I honestly can not believe how fixated we are on teacher dress codes. It is plainly obvious that teachers should dress appropriately, but is that the only standard for having others treat us professionally? I'm concerned that there are bigger fish to fry than whether I wear a suit to school each day. Just yesterday, I had a doctor's appointment - since we continuously seem to reference doctors - who presented himself in scrubs. Now, I don't know about you, but I've worn hospital pants to bed, so aren't scrubs the equivalent to pajamas? Is wardrobe the true indicator of professionalism? Let's not ignore his years of medical school and residency all because he arrived in an outfit that resembles bed linens. How else can we earn the respect of the community?

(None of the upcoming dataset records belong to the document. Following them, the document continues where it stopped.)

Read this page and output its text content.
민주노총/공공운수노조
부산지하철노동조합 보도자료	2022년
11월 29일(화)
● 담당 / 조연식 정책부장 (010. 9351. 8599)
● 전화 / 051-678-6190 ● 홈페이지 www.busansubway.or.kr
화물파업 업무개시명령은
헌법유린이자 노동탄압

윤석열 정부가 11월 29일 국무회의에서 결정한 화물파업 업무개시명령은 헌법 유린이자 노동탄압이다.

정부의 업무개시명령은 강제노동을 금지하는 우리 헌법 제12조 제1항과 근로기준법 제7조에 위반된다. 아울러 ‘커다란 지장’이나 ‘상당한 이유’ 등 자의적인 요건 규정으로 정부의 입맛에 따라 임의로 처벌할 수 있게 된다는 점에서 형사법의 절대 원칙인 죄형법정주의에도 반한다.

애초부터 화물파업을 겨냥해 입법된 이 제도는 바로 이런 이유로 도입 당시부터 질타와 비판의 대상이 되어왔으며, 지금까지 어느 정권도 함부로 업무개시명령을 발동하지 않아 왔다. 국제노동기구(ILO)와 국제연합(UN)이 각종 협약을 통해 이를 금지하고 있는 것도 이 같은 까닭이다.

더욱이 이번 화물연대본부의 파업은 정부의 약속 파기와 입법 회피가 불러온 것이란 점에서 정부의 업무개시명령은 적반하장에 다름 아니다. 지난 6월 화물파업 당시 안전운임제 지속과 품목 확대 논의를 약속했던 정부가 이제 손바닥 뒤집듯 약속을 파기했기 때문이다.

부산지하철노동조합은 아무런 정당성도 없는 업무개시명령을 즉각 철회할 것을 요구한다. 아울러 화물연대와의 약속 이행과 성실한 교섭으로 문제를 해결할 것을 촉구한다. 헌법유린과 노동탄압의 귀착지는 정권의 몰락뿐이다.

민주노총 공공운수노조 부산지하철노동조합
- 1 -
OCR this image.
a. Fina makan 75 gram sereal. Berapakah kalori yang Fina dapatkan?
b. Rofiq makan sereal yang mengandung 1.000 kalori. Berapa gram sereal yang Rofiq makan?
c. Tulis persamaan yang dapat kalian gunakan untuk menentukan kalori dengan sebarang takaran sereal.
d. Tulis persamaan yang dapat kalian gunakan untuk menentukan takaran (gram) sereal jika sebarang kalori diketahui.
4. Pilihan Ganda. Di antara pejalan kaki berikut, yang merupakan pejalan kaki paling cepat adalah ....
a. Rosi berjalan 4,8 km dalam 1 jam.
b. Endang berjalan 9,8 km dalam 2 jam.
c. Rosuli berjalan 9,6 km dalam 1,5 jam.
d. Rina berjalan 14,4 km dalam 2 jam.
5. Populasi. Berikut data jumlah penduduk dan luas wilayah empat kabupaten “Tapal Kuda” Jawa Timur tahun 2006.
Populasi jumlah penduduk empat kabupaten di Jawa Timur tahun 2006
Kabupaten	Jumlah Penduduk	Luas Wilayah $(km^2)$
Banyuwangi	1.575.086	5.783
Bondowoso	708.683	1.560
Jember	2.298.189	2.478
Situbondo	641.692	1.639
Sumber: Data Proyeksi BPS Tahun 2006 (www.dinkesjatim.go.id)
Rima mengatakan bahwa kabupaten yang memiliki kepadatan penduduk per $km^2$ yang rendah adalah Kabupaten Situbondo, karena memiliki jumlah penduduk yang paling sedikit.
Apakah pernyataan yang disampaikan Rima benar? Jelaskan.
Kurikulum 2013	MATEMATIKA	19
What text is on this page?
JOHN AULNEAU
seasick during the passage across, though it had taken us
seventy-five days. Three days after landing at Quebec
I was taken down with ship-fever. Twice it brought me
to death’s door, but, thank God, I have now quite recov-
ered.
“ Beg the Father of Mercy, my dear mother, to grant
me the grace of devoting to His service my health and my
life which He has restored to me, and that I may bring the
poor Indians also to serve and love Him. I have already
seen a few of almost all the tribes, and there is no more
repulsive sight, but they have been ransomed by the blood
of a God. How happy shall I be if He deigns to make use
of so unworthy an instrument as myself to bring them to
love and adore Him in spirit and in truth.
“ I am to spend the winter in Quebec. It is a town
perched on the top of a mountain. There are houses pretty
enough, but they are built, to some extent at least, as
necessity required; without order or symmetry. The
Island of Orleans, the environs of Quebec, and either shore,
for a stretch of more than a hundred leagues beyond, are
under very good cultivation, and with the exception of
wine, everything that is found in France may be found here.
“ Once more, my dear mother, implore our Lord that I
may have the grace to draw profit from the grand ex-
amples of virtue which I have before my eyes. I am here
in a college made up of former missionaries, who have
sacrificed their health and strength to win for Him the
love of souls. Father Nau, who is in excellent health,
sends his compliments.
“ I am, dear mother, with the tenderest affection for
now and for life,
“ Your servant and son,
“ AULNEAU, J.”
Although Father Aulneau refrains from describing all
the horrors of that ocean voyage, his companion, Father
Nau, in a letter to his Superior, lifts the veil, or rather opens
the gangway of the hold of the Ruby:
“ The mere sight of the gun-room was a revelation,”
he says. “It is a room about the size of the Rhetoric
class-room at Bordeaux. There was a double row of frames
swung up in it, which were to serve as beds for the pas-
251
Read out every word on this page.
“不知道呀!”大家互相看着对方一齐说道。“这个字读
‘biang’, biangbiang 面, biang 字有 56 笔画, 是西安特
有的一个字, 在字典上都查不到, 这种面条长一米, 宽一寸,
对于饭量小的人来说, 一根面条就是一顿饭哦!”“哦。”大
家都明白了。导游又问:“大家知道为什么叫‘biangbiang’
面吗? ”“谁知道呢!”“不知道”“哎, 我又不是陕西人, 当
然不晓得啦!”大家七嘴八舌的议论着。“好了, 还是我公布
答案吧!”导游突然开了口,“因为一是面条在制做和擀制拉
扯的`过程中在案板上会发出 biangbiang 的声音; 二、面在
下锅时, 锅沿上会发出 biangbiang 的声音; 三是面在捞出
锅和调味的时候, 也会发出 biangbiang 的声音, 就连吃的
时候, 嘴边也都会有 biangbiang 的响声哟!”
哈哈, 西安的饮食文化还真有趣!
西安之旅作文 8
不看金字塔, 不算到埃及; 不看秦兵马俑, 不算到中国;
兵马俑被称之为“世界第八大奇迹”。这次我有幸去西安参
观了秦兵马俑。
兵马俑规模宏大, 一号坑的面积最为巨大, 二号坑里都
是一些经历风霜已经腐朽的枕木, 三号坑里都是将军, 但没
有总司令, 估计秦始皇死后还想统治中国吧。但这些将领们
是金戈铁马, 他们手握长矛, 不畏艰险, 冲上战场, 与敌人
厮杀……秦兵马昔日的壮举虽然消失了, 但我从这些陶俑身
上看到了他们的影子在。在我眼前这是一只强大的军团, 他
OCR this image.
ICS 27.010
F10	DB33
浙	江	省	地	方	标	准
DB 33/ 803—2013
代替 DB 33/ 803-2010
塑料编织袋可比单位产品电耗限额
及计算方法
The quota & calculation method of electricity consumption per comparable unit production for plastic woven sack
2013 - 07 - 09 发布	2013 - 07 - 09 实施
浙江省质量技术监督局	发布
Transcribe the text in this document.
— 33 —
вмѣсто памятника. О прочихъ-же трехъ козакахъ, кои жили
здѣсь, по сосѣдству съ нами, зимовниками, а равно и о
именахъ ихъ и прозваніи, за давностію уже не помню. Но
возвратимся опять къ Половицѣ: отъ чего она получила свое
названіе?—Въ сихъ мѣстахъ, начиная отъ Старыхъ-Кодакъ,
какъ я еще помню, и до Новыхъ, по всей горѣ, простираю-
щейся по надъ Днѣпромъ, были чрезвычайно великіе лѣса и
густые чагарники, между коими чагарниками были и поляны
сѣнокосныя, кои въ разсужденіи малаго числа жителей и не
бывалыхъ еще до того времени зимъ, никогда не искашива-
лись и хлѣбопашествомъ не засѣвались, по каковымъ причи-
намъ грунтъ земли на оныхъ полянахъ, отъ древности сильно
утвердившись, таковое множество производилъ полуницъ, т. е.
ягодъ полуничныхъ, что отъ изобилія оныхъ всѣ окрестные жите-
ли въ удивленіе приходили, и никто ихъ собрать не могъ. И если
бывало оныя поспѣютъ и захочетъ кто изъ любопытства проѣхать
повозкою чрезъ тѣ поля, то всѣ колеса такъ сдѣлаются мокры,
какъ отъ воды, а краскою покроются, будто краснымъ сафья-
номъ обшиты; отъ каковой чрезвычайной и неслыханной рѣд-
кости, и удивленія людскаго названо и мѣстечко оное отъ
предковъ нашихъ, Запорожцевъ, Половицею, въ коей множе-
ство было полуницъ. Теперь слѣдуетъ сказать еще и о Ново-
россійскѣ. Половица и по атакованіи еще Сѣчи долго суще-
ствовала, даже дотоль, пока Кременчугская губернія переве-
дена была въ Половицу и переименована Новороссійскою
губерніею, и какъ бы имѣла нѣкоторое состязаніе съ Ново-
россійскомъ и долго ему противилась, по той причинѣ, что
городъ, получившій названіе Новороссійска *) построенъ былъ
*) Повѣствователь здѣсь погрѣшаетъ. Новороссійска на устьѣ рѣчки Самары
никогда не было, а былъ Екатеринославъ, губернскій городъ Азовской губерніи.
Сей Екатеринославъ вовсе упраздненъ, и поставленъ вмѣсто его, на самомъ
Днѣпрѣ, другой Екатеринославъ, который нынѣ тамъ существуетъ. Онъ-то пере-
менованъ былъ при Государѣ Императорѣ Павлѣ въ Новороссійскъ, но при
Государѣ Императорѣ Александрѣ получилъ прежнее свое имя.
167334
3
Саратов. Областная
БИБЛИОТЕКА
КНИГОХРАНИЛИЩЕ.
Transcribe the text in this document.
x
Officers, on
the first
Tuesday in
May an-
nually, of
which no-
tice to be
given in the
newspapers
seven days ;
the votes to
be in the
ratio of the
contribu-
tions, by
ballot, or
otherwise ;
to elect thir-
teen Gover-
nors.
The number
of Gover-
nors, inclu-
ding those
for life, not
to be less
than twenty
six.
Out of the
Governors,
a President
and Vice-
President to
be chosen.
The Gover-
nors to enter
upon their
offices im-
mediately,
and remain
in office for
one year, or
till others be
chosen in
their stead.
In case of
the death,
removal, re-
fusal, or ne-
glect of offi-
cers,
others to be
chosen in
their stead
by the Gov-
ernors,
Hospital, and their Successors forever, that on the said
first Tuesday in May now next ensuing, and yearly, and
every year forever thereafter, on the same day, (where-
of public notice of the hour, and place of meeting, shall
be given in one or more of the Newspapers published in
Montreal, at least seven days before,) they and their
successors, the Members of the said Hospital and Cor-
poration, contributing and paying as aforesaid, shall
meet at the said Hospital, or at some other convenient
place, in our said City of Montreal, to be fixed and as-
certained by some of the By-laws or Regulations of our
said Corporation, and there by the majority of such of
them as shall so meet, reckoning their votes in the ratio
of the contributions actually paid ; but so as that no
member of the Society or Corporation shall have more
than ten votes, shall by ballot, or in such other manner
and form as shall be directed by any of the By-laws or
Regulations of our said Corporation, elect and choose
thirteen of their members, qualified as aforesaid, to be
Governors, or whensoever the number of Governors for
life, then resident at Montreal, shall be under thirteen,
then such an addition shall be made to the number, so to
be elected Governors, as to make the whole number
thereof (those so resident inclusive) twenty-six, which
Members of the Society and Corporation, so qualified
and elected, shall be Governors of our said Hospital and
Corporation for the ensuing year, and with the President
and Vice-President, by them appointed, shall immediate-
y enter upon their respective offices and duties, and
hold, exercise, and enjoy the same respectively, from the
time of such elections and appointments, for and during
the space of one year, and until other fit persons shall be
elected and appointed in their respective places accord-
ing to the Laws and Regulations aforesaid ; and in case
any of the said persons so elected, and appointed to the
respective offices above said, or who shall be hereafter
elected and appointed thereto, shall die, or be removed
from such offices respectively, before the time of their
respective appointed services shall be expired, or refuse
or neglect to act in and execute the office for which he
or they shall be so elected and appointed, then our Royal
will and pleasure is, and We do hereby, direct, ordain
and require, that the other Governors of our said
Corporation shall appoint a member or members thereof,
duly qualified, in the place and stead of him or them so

Tina Sieverding, Bellevue, IA's picture
Anonymous (not verified)

Jaclyn, I have to say I completely agree with you when you discussed your concerns on this topic. My stand on teacher dress code is similar to yours. I wear nice casual, sometimes dressy clothing depending on the day and activities planned. I don't think a person should be judged on their clothes, but rather on their performance. People are entitled to their own opinions, but the only opinions I concern myself with are the opinions of my students. Some people are quick to judge other, even though they have no idea what's all involved in the teaching profession. I also completley agree on how our creative canvas is getting smaller, because of all the state and district mandates. We are expected to do so much more, in the same amount of time. We do what they ask and still try to put our creative twist on things when the curriculum and time allows. We have challenges in our profession that the critics don't experience or even know about. It's frustrating to hear what some other people think of our profession. I am proud to be a teacher, because I know what I do everyday to make a difference in the lives of the children I teach.